If we are struggling with self-criticism and having it spill into the rest of our life, then we can counter that by trying to accept the person that we are, and look for the good things in our lives. Here are a couple of ideas for how to show more gratitude.
An Exercise in Thanksgiving
Step 1.
For one week try to be aware of your tendency to criticize, to see what
is missing, to focus on what is not there and comment on it. Try
instead to focus on what is right. Notice what you have and what others
contribute. Search for things to praise. Begin with simple things.
Praise the world. Appreciate your own breathing, the sunrise, the beauty
of a rainstorm, the wonder in your child’s eyes. Utter some silent
words of thanksgiving (to no one in particular) for these small wonders
in your day. This will begin to change your focus on the negative.
Step 2.
Give at least one genuine, heartfelt praise to your spouse each day for
an entire week. Notice the effects of this exercise on your partner and
yourself. If you are able, extend the exercise one more day. Then add
another day. Extend the exercise to others — for example, to your
children. When you meet someone new, look for what is special about this
person. Appreciate these qualities. Remember, this all has to be
genuine and heartfelt. Don’t be phony. Notice these positive qualities.

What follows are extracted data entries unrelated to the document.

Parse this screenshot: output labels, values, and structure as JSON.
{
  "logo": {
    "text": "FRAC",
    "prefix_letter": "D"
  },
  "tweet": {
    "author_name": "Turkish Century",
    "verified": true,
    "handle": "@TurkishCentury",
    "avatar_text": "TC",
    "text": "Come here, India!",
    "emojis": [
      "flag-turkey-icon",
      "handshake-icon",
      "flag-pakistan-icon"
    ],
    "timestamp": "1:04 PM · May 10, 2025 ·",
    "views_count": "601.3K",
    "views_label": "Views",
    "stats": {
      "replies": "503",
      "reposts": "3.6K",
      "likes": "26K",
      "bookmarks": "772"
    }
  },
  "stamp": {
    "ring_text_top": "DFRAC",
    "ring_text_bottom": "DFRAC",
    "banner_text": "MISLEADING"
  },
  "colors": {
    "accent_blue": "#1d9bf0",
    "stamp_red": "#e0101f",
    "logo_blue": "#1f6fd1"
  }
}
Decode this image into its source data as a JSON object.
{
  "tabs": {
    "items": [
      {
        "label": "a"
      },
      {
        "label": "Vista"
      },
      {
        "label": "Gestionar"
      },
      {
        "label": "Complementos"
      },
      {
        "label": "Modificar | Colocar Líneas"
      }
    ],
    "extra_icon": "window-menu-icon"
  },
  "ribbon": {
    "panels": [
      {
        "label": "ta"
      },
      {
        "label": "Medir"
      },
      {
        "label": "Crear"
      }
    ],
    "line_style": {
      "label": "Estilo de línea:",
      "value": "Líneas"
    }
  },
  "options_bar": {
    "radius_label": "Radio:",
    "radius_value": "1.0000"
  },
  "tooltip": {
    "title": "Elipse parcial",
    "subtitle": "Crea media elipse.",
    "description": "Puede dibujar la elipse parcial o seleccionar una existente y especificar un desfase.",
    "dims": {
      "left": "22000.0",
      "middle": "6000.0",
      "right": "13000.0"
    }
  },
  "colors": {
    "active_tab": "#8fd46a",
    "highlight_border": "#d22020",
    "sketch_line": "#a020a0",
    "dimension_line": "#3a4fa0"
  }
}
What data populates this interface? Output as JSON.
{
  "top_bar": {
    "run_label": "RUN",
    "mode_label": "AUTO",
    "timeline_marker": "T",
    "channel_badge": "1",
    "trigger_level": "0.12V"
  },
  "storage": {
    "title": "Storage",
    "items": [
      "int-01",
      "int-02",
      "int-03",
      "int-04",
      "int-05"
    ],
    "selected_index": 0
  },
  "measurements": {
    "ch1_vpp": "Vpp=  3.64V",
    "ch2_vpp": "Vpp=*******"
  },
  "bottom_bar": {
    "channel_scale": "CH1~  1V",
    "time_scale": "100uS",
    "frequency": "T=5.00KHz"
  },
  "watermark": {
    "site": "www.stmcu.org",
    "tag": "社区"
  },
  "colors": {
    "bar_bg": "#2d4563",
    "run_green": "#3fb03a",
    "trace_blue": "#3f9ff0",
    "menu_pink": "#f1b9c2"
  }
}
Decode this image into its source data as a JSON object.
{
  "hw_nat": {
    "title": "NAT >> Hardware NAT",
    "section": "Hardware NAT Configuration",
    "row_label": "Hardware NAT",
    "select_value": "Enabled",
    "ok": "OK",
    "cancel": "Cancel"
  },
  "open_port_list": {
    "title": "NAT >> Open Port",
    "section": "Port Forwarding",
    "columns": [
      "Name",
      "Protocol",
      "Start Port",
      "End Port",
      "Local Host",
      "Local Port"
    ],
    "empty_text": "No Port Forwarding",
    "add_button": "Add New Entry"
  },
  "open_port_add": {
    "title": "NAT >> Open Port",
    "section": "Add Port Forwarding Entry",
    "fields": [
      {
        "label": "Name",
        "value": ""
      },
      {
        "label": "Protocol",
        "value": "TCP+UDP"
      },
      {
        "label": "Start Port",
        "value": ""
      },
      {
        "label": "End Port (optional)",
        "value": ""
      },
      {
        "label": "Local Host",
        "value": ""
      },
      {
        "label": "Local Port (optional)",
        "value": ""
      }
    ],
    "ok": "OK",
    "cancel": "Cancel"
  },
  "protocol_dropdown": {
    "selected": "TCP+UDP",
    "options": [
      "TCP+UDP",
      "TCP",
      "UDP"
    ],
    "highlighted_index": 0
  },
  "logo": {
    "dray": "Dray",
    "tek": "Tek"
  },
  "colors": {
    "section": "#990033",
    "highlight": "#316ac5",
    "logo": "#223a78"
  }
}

Enjoy them. Try to tell people what you notice and genuinely appreciate
about them. Just find one thing for each person. Ignore the
shortcomings. (Gottman, 2015. 283-284)
As
we seek to find the things in our marriage that just don’t smell right,
seek to accept ourselves as we are and show gratitude each day, it will
greatly strengthen our relationships and we will truly have a blissful
marriage.
References:
Gottman, J. M., & Silver, N. (2015). The seven principles for making marriage work. New York: Harmony Books.
References:
Gottman, J. M., & Silver, N. (2015). The seven principles for making marriage work. New York: Harmony Books.